Words are ephemeral like the rest of reality and from time to time we have to “wrestle with words and meanings” as T. S. Eliot put it. For words become stale over time and lose their value, face value being taken at some point for what was once a powerful emotional and/or spiritual experience. It is simpler to not worry about “meaning” and take everything superficially and that can get you far in life but it doesn’t answer the gut-level issues that led Henry David Thoreau to declare in the mid 19th century, “Most men live lives of quiet desperation.”
The quest for meaning is a spiritual enterprise and churches and spiritual traditions have offered guidance to men and women who have been on this quest. Recently Pope Francis described this as a “risky journey,” one that is not only a quest for God but also a search for one’s own personal identity.
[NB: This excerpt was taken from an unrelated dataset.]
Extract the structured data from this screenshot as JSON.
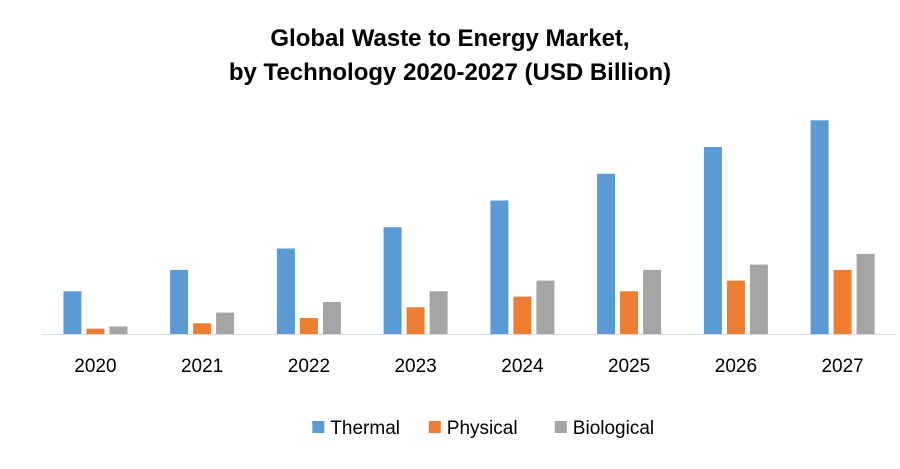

Francis understands that spirituality is not idle abstraction but something that involves our innermost being, something which will often challenge our most basic assumptions about ourselves and about life itself. Otherwise we often are pursuing what he called only a “caricature of God.” Here is a link to a report of his message:
Relevant to this spiritual quest for meaning, here is one of my favorite excerpts of W. H. Auden’s poetry, taken from “A Christmas Oratorio.” Here the Star of the Nativity is speaking:
Beware. All those who follow me are led Onto that Glassy Mountain where are no Footholds for logic, to that Bridge of Dread Where knowledge but increases vertigo: Those who pursue me take a twisting lane To find themselves immediately alone With savage water or unfeeling stone, In labyrinths where they must entertain Confusion, cripples, tigers, thunder, pain.